In iOS 14.6, released by Apple in May, a problem was reported in which the Wi-Fi function was disabled when the iPhone connected to a Wi-Fi network with a specific SSID.
This problem has been rumored to have been fixed in iOS 14.7, which has been delivered for a while, but this time, Apple has released a security document that officially acknowledges the fix in iOS 14.7. This is mentioned in the article about the iOS 14.7 and iPadOS 14.7 security updates. Supported models are iPhone 6s or later, all models of iPad Pro, iPad Air 2 or later, iPad 5th generation or later, iPad mini 4 or later, and iPod touch 7th generation. The impact is that joining a malicious Wi-Fi network can cause denial of service and arbitrary code execution.

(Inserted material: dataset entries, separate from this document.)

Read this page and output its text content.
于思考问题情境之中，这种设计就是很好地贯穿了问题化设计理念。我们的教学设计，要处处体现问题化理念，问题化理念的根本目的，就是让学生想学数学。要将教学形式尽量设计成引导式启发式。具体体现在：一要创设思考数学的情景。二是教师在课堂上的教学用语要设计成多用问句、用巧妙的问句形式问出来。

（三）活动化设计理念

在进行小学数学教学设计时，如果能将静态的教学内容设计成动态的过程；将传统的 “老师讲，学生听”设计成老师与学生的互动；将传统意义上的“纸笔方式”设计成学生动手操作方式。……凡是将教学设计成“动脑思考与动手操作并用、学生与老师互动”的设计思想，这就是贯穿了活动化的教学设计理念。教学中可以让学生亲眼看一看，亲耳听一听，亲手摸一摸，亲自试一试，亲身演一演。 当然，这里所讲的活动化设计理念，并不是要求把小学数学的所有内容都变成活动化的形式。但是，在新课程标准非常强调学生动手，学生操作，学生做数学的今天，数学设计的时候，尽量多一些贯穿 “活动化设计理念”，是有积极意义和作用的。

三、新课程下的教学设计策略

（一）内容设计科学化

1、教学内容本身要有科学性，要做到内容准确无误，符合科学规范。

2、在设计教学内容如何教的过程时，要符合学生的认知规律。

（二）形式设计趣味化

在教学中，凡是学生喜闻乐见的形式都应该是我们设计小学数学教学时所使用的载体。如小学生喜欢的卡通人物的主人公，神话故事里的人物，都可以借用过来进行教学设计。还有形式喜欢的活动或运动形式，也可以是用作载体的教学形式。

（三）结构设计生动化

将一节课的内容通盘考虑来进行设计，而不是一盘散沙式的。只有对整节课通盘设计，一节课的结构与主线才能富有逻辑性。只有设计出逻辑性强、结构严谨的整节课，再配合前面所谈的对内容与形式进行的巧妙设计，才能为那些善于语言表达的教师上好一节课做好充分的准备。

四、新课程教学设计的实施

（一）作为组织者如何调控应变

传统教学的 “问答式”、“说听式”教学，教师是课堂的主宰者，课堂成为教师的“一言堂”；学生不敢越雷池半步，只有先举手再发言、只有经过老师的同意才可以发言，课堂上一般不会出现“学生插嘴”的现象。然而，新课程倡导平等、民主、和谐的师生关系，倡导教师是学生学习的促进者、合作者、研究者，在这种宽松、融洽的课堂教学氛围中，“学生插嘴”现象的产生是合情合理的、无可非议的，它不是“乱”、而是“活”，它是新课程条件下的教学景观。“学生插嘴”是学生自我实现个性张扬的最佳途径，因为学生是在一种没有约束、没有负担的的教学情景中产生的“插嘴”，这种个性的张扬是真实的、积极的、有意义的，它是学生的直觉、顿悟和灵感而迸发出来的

The bug was first discovered and reported by security researcher Carl Schou in early June. He warned that when a specific SSID (%p%s%s%s%s%n) connects to a Wi-Fi network, all Wi-Fi functions of the iPhone are disabled, and the symptoms do not improve even after rebooting. . There have also been reports of new harmful SSIDs discovered. In addition, SSIDs including the % symbol are usually pointed out as potential causes of memory corruption bugs, so caution is recommended.

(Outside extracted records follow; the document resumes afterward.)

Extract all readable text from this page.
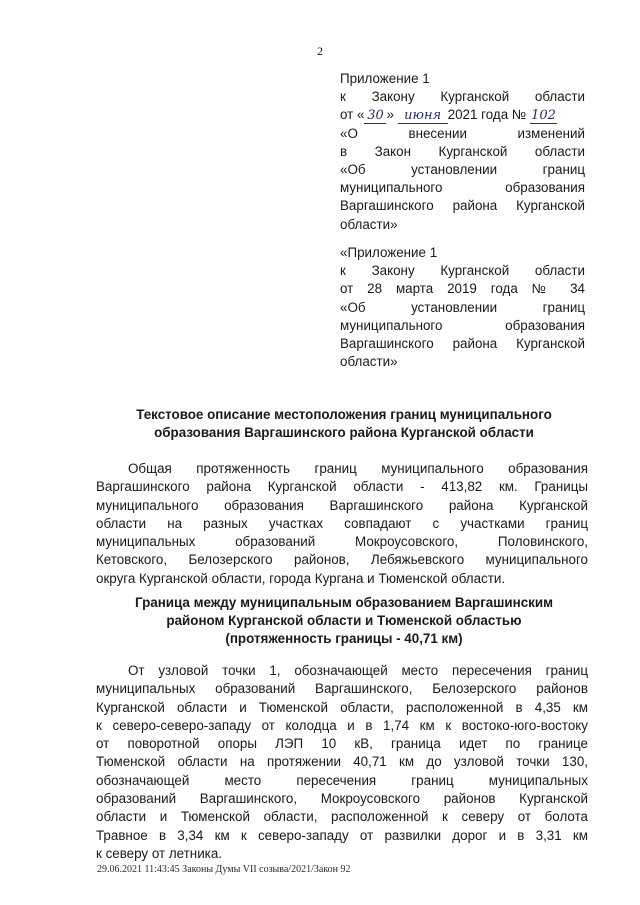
2
Приложение 1
к Закону Курганской области
от « 30 » июня 2021 года № 102
«О внесении изменений
в Закон Курганской области
«Об установлении границ
муниципального образования
Варгашинского района Курганской
области»
«Приложение 1
к Закону Курганской области
от 28 марта 2019 года № 34
«Об установлении границ
муниципального образования
Варгашинского района Курганской
области»
Текстовое описание местоположения границ муниципального
образования Варгашинского района Курганской области
Общая протяженность границ муниципального образования
Варгашинского района Курганской области - 413,82 км. Границы
муниципального образования Варгашинского района Курганской
области на разных участках совпадают с участками границ
муниципальных образований Мокроусовского, Половинского,
Кетовского, Белозерского районов, Лебяжьевского муниципального
округа Курганской области, города Кургана и Тюменской области.
Граница между муниципальным образованием Варгашинским
районом Курганской области и Тюменской областью
(протяженность границы - 40,71 км)
От узловой точки 1, обозначающей место пересечения границ
муниципальных образований Варгашинского, Белозерского районов
Курганской области и Тюменской области, расположенной в 4,35 км
к северо-северо-западу от колодца и в 1,74 км к востоко-юго-востоку
от поворотной опоры ЛЭП 10 кВ, граница идет по границе
Тюменской области на протяжении 40,71 км до узловой точки 130,
обозначающей место пересечения границ муниципальных
образований Варгашинского, Мокроусовского районов Курганской
области и Тюменской области, расположенной к северу от болота
Травное в 3,34 км к северо-западу от развилки дорог и в 3,31 км
к северу от летника.
29.06.2021 11:43:45 Законы Думы VII созыва/2021/Закон 92
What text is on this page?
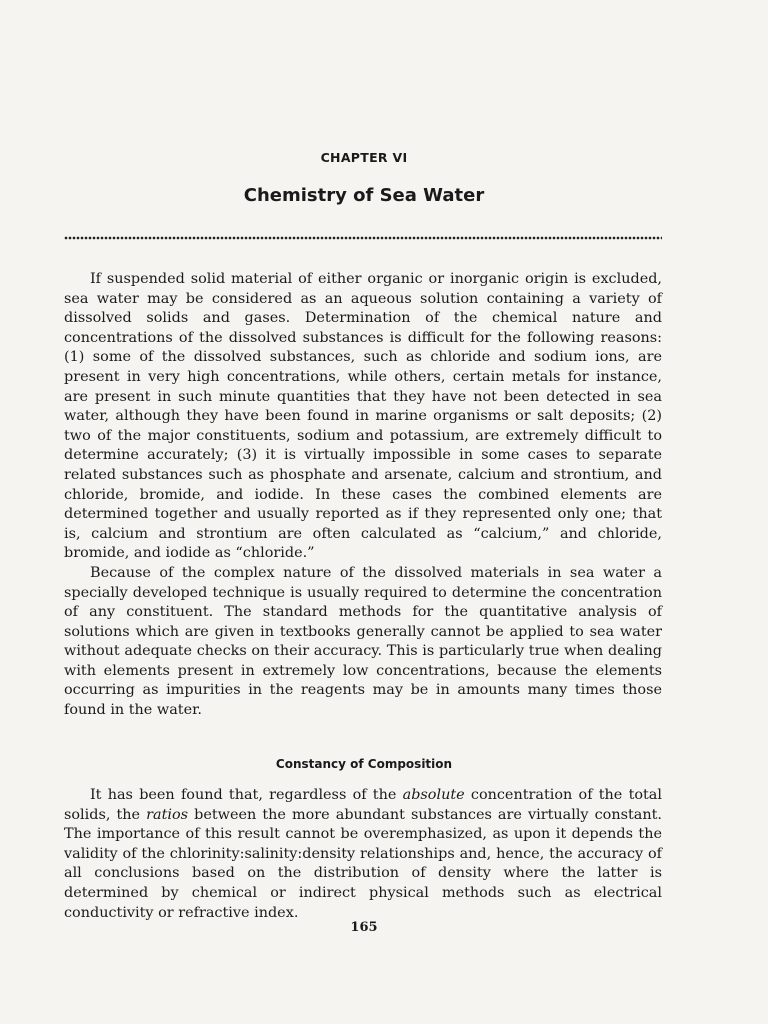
CHAPTER VI
Chemistry of Sea Water

If suspended solid material of either organic or inorganic origin is excluded, sea water may be considered as an aqueous solution containing a variety of dissolved solids and gases. Determination of the chemical nature and concentrations of the dissolved substances is difficult for the following reasons: (1) some of the dissolved substances, such as chloride and sodium ions, are present in very high concentrations, while others, certain metals for instance, are present in such minute quantities that they have not been detected in sea water, although they have been found in marine organisms or salt deposits; (2) two of the major constituents, sodium and potassium, are extremely difficult to determine accurately; (3) it is virtually impossible in some cases to separate related substances such as phosphate and arsenate, calcium and strontium, and chloride, bromide, and iodide. In these cases the combined elements are determined together and usually reported as if they represented only one; that is, calcium and strontium are often calculated as “calcium,” and chloride, bromide, and iodide as “chloride.”

Because of the complex nature of the dissolved materials in sea water a specially developed technique is usually required to determine the concentration of any constituent. The standard methods for the quantitative analysis of solutions which are given in textbooks generally cannot be applied to sea water without adequate checks on their accuracy. This is particularly true when dealing with elements present in extremely low concentrations, because the elements occurring as impurities in the reagents may be in amounts many times those found in the water.

Constancy of Composition

It has been found that, regardless of the absolute concentration of the total solids, the ratios between the more abundant substances are virtually constant. The importance of this result cannot be overemphasized, as upon it depends the validity of the chlorinity:salinity:density relationships and, hence, the accuracy of all conclusions based on the distribution of density where the latter is determined by chemical or indirect physical methods such as electrical conductivity or refractive index.

165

Since then, there has been verification that the bug has been fixed in the iOS 14.76 beta version, but Apple was seemingly silent. It was also not mentioned in the official release notes of the full version of iOS 14.7, but this time, the official statement is finally here. As other security vulnerabilities related to iOS 14.7 and iPad 14.7, including audio file finder programs, PDFs, and web images, have been resolved, iPhone and iPad users are recommended to update quickly. Related information can be found here.